Both Wark and his wife dedicated much of their time trying to create a cookbook that was both empowering and delicious.
“[Beat Cancer Kitchen] is a combination of juices, smoothies and things that I was eating every day to help my body heal starting in 2004. [There are also] recipes that [my wife and I] discovered and created over the years, and recipes that we created and brainstormed specifically for the cookbook. We wanted to take foods that we love and ingredients that we love and figure out a way to do them in a different way that was delicious and fun and easy to make,” explains Wark. “[The process took] about a year, and we’re just so happy with the way it turned out. Every recipe is delicious and super nutritious and optimized for anti-cancer potential with vitamins, minerals, enzymes, anti-oxidants and loads of phytonutrients that are only found in plant food. It was really important to us for these recipes to be easy, and anyone can make them.”
“Cancer Fitness” by Dr. Anna Schwartz
“Cancer Fitness” by Dr. Anna Schwartz, M.D., helps readers set their own exercise and fitness plans before, during and after cancer treatment to ensure their overall health and well-being while they undergo treatment, whether it’s chemotherapy, radiation or surgery. Complete with figures and Q&A sections, “Cancer Fitness” is a great place for cancer warriors to start their fitness journey.
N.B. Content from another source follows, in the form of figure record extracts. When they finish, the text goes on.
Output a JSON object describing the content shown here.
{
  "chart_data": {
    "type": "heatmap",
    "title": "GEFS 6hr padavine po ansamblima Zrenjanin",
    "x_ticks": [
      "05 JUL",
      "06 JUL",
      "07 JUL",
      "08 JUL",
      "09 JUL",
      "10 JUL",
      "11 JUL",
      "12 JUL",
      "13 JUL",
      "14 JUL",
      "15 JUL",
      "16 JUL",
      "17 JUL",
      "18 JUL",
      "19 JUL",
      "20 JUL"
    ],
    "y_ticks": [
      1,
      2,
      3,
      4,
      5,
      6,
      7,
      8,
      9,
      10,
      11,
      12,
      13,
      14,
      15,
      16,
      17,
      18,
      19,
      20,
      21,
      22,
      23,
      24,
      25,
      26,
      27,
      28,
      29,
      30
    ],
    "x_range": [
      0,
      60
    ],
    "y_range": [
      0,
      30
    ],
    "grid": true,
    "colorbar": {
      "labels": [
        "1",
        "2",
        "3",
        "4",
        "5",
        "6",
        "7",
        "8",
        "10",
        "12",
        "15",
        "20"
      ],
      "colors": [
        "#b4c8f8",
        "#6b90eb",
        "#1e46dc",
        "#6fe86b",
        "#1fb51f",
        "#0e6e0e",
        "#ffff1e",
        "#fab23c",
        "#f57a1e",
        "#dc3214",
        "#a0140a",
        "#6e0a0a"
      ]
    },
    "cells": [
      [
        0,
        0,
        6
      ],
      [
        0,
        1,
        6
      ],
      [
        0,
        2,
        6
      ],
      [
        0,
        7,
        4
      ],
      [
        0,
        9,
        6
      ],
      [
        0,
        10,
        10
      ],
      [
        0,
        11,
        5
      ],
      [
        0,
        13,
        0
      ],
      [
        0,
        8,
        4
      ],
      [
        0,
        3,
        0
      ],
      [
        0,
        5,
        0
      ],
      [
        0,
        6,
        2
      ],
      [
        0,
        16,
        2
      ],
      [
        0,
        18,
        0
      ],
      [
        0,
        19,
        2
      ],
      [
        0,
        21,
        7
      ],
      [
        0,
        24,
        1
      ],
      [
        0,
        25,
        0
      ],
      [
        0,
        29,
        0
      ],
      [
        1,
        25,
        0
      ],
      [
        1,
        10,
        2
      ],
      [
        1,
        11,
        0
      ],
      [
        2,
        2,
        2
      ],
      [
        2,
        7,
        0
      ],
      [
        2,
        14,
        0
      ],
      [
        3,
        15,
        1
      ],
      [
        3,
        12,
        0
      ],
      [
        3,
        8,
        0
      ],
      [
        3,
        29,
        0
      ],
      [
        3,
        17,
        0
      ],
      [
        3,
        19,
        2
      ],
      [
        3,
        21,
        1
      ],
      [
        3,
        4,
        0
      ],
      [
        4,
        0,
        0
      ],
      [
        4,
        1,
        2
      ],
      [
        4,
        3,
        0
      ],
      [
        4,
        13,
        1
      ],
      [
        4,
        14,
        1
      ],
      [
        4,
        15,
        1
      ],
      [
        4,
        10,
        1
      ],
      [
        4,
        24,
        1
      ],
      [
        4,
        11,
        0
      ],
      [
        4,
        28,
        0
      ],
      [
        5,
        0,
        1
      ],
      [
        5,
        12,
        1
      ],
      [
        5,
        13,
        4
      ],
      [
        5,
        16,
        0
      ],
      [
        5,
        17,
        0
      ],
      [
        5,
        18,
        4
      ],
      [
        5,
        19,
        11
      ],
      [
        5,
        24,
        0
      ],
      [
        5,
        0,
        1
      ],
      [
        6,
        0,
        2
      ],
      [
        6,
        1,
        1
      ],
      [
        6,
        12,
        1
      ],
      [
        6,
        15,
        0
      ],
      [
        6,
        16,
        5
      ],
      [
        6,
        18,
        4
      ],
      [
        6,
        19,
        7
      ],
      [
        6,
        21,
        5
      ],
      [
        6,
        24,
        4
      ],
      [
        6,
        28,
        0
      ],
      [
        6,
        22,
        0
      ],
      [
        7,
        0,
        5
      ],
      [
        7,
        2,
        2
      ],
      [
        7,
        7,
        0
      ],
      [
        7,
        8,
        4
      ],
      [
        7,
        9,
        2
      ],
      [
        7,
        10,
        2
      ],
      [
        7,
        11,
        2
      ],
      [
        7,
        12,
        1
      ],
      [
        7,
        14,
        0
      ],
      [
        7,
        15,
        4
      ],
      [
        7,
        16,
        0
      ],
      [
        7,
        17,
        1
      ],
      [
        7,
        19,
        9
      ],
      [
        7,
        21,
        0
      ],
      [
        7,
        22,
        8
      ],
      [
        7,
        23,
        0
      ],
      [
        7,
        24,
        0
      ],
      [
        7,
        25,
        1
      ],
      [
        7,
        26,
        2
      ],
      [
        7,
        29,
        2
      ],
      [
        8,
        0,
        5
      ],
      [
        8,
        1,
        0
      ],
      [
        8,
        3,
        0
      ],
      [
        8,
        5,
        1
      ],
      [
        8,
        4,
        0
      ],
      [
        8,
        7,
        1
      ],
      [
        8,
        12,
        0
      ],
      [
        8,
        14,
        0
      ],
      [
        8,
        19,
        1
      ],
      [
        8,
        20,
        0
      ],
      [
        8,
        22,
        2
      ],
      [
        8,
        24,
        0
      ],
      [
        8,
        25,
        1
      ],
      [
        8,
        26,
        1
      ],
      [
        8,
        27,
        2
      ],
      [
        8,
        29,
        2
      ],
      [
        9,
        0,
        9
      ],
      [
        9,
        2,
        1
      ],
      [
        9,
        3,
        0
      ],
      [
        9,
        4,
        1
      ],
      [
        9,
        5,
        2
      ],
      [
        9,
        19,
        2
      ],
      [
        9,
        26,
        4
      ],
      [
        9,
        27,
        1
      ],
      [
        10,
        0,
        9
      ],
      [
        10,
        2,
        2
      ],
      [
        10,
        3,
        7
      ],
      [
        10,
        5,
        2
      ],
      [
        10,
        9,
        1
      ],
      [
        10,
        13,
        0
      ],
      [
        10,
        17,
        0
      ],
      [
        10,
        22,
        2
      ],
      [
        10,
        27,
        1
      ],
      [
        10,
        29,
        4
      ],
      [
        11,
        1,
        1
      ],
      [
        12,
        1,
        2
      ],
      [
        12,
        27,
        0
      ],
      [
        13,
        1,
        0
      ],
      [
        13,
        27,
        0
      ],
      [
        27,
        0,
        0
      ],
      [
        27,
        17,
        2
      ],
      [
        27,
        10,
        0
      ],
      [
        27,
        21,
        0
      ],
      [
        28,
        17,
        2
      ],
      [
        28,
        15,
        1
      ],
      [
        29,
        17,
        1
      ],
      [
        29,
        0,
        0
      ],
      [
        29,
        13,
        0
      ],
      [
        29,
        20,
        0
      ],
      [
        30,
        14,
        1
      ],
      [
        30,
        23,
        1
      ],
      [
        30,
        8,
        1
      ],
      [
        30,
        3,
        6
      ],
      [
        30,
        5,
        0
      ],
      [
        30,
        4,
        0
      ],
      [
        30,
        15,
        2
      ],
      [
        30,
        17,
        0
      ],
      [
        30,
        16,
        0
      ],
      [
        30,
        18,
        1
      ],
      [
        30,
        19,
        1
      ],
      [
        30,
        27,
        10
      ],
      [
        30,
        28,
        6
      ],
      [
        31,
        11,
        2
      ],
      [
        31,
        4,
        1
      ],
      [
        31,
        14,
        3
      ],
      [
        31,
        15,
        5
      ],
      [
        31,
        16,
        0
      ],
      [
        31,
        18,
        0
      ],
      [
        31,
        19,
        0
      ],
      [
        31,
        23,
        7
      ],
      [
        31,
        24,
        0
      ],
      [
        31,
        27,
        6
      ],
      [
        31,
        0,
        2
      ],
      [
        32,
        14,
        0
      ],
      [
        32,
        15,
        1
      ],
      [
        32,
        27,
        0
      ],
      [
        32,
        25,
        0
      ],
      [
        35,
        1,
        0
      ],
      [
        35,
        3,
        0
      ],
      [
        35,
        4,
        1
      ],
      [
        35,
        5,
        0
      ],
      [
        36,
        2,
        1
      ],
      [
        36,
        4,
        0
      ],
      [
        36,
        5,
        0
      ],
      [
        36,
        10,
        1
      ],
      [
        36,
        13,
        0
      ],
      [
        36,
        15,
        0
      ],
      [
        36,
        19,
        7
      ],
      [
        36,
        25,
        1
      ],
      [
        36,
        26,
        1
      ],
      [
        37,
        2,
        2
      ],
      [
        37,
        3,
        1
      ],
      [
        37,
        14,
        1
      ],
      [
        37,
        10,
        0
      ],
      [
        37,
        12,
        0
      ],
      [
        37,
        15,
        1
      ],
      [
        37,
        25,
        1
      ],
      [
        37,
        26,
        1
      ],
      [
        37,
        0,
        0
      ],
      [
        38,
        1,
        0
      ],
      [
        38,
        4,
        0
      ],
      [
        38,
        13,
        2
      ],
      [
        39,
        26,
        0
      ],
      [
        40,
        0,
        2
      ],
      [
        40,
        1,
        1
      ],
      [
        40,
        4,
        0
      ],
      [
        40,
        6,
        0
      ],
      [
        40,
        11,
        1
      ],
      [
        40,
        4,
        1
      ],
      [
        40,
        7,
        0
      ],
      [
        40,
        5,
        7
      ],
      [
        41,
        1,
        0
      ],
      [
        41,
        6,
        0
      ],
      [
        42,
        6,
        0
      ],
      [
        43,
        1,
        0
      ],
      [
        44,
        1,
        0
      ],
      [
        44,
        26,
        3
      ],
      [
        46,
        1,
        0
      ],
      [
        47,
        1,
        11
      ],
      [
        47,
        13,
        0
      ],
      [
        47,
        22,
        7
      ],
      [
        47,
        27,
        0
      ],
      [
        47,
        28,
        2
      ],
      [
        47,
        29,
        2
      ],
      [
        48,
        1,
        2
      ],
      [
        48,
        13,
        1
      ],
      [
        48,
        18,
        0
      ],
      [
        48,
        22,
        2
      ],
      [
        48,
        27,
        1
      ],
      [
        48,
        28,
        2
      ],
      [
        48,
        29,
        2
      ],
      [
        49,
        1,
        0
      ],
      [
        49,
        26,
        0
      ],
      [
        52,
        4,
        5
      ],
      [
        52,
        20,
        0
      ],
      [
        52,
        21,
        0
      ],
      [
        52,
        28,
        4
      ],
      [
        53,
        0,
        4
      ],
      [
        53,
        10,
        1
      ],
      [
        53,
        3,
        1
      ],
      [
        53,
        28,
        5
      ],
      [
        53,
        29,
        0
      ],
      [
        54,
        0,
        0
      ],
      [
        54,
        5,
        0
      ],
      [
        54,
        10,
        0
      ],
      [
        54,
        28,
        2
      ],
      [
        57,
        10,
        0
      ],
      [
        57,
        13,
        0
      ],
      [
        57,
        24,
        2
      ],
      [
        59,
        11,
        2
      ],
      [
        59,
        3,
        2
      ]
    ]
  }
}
“I was a nurse when I first observed that my patients did a lot better when they moved around and exercised,” says Schwartz, who is a non-Hodgkin lymphoma warrior. “I personally saw that exercise helped me so much; that prompted me to go back and create a life where I was able to pursue exercise oncology as my life’s focus and research.”
Schwartz wrote “Cancer Fitness” to demonstrate her research that exercise was safe for cancer patients, both during treatment and after treatment. She also works with the American College of Sports Medicine, where she and her colleagues have a task force called Moving Through Cancer to make exercise standard for patient care.
“I love talking to patients because that’s where you’re making a difference. Writing this book was incredibly fun; it wasn’t hard to do—it’s my passion talking to patients and getting the word out to them. This is my life’s work and I’m so passionate about it and trying to change people’s lives,” explains Schwartz. “[What I hoped to achieve by writing this book is] changing people’s lives. Getting people out and moving around.”
In line with this vision, Schwartz also developed Cancer Exercise, a free app that features an exercise program tailored to each individual user. Based on things like level of fatigue, treatments and exercise familiarity, the app helps cancer warriors develop an exercise program that works for them.